While a preferred embodiment of the invention has been disclosed, various modes of carrying out the principles disclosed herein are contemplated as being within the scope of the following claims. Therefore, it is understood that the scope of the invention is not to be limited except as otherwise set forth in the claims.

Claims

1. In a multi-variable process, a method for controlling the process within predetermined process parameters, comprising the steps of:

a. capturing and recording a range of valid examples of a plurality of process variables when the process is running in an acceptable condition, and determining the pattern overlap of all pairs of such examples;

b. periodically acquiring current observations of the process variables and determining the pattern overlap of each such current observation of each of the examples of step a;

c. obtaining an operator from the pattern overlap of step a and applying it to the pattern overlap of step b to produce an adaptive linear combination of said examples;

d. comparing the current observations to the linear combination of step c to determine the validity of the current observation; and

e. indicating the results of step d to enable a determination to be made whether the current observation indicates the process to be operating within the range of valid examples of step a.

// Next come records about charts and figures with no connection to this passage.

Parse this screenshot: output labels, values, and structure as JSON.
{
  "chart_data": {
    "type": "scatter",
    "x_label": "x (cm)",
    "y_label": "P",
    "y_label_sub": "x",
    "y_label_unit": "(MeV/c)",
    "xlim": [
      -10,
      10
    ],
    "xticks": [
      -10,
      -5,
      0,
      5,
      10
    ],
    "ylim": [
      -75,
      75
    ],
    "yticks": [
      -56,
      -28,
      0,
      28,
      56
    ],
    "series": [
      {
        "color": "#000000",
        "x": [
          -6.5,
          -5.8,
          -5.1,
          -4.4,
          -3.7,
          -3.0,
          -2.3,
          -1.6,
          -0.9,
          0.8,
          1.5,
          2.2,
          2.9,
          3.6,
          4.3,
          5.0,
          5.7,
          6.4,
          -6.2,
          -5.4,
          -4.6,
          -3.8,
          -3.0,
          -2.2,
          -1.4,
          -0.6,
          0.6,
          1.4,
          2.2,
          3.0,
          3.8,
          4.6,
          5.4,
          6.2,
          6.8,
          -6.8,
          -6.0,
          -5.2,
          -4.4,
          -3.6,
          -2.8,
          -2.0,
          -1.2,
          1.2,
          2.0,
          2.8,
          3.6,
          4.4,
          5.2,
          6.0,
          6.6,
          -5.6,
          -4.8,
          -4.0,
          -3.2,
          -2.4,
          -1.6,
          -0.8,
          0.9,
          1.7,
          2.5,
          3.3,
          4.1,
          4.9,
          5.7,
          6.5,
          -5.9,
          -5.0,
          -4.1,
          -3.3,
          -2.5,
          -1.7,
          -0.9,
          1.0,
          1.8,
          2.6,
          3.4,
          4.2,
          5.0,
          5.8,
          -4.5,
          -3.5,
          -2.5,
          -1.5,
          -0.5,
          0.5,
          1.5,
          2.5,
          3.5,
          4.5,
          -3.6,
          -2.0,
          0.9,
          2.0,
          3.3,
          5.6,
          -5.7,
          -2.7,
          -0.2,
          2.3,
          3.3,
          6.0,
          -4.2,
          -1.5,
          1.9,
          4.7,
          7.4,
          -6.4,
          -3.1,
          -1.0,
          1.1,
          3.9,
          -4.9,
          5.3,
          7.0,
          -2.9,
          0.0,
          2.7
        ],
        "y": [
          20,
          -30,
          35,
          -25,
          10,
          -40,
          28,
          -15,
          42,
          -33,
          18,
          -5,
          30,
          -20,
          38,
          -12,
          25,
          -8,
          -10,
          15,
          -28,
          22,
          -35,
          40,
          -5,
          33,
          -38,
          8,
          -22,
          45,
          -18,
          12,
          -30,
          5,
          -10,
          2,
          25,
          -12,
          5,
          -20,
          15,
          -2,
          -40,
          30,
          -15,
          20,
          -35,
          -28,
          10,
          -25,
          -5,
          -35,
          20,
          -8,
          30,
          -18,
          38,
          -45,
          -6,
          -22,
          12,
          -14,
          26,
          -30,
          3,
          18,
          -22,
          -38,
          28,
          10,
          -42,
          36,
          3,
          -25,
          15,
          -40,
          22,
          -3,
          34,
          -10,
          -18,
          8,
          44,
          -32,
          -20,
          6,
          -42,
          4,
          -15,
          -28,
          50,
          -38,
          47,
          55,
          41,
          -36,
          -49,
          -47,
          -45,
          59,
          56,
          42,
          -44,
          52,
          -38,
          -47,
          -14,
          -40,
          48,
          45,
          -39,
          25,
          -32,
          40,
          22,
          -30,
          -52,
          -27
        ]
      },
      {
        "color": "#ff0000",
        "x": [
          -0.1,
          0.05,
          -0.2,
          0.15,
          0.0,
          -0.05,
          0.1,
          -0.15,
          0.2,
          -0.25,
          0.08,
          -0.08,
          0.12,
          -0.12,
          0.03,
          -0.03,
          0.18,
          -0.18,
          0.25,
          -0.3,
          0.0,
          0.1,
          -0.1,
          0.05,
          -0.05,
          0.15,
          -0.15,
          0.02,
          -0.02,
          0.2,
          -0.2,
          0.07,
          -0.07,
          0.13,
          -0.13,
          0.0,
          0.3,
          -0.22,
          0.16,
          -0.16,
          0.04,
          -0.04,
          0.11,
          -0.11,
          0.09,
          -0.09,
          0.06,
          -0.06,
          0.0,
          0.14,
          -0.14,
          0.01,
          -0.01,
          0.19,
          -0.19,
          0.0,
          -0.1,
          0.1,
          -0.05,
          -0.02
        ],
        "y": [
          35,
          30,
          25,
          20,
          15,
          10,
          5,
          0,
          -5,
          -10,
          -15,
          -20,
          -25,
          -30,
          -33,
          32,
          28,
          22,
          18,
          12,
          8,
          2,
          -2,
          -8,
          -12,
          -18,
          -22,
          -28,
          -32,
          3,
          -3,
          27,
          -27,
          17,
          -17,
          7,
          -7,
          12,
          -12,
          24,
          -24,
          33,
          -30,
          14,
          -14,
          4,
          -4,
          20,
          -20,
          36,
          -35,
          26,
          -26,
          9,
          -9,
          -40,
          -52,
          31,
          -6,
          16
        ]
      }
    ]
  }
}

2. In a multi-variable process, a method of controlling the process within predetermined process parameters, comprising the steps of:

a. capturing and recording a range of valid examples of a plurality of process variables when the process is running in an acceptable condition, and determining the pattern overlap of all pairs of such examples;

b. periodically acquiring current observations of the process variables and determining the pattern overlap of each such current observation of each of the examples of step a;

c. obtaining an operator from the pattern overlap of step a and applying it to the pattern overlap of step b to produce an adaptive linear combination of said examples;

d. comparing the current observations to the linear combination of step c to determine the validity of the current observation;

e. indicating the results of step d to enable a determination to be made whether the current observation indicates the process to be operating within the range of valid examples of step a; and

f. indicating the results of step e. to enable a determination to be made whether the current observations contain valid examples of process variables.

3. In a multi-variable process, a method for controlling the process within predetermined process parameters, comprising the steps of:

a. capturing and recording a range of valid examples of process variables as learned observations;

b. deriving an operator from the learned observations and applying it to current observations to produce an adaptive linear combination of learned observations; and

c. comparing the current observations to the combination of learned observations to determine the validity of the current observations.

4. The method as recited in claim 3, further comprising indicating the results of step c to enable a determination to be made whether the current observation indicates the process and particular process variable to be operating within the range of valid examples.